E in conseguenza, non tardò due giorni a palesare il paese in fallimento. Senonchè il Casati, colla circollocuzione gesuitica a lui consueta, significò la cosa come affatto innocente, dichiarando coll'avviso del 28 marzo, che "la prefettura del Monte dello Stato era conservata, e che verrebbe con apposito decreto fatto conoscere il giorno in cui ripiglierebbe il corso delle ordinarie sue operazioni". Queste operazioni ordinarie, vale a dire i pagamenti, non si ripigliarono più!
Nessun disordine poteva esser maggiore. Il governo austriaco, per appuntellare il malfermo suo credito, aveva fatto impiegare in quelle carte i capitali dei luoghi pii, di molte altre publiche instituzioni, dei pupilli, e di quanti avessero a fare depositi e sicurtà per pubblici contratti.
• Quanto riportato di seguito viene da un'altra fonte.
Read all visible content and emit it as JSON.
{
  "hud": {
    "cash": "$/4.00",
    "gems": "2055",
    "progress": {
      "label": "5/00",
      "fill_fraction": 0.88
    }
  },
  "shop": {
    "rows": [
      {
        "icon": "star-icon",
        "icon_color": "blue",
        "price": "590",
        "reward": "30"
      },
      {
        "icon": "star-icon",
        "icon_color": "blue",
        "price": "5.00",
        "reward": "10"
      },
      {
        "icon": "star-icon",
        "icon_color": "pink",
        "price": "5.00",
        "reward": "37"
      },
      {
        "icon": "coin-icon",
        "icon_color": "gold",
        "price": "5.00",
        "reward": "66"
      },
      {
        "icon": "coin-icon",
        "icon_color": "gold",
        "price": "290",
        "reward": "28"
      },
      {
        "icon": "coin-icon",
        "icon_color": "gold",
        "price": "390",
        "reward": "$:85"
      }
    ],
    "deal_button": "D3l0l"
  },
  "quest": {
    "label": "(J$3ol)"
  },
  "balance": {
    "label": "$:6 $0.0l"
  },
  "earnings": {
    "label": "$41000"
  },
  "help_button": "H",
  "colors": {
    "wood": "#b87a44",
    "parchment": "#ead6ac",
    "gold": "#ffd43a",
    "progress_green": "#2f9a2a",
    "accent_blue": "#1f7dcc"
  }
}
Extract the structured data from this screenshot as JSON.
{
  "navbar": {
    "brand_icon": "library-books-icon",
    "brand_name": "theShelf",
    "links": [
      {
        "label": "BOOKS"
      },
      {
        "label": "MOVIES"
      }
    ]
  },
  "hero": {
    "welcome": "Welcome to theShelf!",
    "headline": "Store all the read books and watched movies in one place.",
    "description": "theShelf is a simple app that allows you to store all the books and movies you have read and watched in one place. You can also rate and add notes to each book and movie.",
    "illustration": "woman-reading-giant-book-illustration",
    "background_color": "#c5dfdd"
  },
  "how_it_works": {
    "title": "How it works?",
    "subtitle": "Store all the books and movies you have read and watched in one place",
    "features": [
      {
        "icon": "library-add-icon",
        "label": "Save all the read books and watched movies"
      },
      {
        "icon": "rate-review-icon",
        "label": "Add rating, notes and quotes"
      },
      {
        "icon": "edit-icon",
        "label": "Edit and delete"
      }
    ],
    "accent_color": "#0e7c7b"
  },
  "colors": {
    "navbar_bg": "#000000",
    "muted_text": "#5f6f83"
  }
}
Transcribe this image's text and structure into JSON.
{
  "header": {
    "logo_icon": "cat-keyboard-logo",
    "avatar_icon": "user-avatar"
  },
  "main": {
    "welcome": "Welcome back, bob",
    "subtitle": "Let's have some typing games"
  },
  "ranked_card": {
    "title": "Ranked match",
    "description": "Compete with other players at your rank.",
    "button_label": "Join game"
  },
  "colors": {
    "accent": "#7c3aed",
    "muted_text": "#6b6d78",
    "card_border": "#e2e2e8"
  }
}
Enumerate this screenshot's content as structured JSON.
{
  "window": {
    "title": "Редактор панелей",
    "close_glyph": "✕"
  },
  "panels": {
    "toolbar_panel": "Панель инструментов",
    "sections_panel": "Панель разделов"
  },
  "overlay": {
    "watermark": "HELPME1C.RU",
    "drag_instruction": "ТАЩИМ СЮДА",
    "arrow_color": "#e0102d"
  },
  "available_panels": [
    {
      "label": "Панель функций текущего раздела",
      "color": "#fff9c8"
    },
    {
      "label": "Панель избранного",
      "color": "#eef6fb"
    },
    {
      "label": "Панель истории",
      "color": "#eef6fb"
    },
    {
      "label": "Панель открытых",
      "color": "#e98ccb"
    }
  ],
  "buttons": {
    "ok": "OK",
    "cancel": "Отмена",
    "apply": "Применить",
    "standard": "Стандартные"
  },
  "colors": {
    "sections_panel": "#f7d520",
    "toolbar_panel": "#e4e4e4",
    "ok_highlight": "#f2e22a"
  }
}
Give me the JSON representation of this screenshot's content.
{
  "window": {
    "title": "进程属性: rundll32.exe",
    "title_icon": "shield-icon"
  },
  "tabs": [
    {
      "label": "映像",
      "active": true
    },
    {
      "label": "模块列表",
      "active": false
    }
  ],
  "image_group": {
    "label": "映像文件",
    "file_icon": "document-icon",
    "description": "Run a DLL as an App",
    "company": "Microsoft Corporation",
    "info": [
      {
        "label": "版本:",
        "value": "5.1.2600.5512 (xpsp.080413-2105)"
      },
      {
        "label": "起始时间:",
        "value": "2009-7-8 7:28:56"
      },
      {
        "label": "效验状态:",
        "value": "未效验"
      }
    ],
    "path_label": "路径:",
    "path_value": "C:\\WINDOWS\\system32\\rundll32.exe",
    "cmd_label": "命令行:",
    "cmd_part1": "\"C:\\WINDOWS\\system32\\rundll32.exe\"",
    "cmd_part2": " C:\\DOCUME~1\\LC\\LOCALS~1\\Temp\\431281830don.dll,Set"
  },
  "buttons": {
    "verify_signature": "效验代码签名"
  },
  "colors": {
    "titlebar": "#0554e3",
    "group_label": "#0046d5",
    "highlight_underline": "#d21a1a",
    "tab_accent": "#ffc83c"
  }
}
E non era un valsente di Borsa scaturito da imprestiti venturosi. La rendita del Monte derivava per lo più da risarcimenti con difficili prove avverati, e spesso iniquamente mutilati, e da altri buoni titoli; ed era assicurata nel trattato di Vienna sul regno lombardo-veneto, col patto medesimo della sua fondazione.
Poco invero doveva importare a Carlo Alberto, che, colla fermata delli interessi, i pupilli rimanessero improvisamente affamati, e i luoghi pii lasciassero destituiti e vagabondi i loro clienti. Ma doveva bene importargli alquanto di non guastarci a bella prima il credito, senza il quale, nei tempi difficili che correvano, non era a sperare imprestito; nè, senza imprestito ben pronto e ben largo, potevamo improvisare il nostro esercito.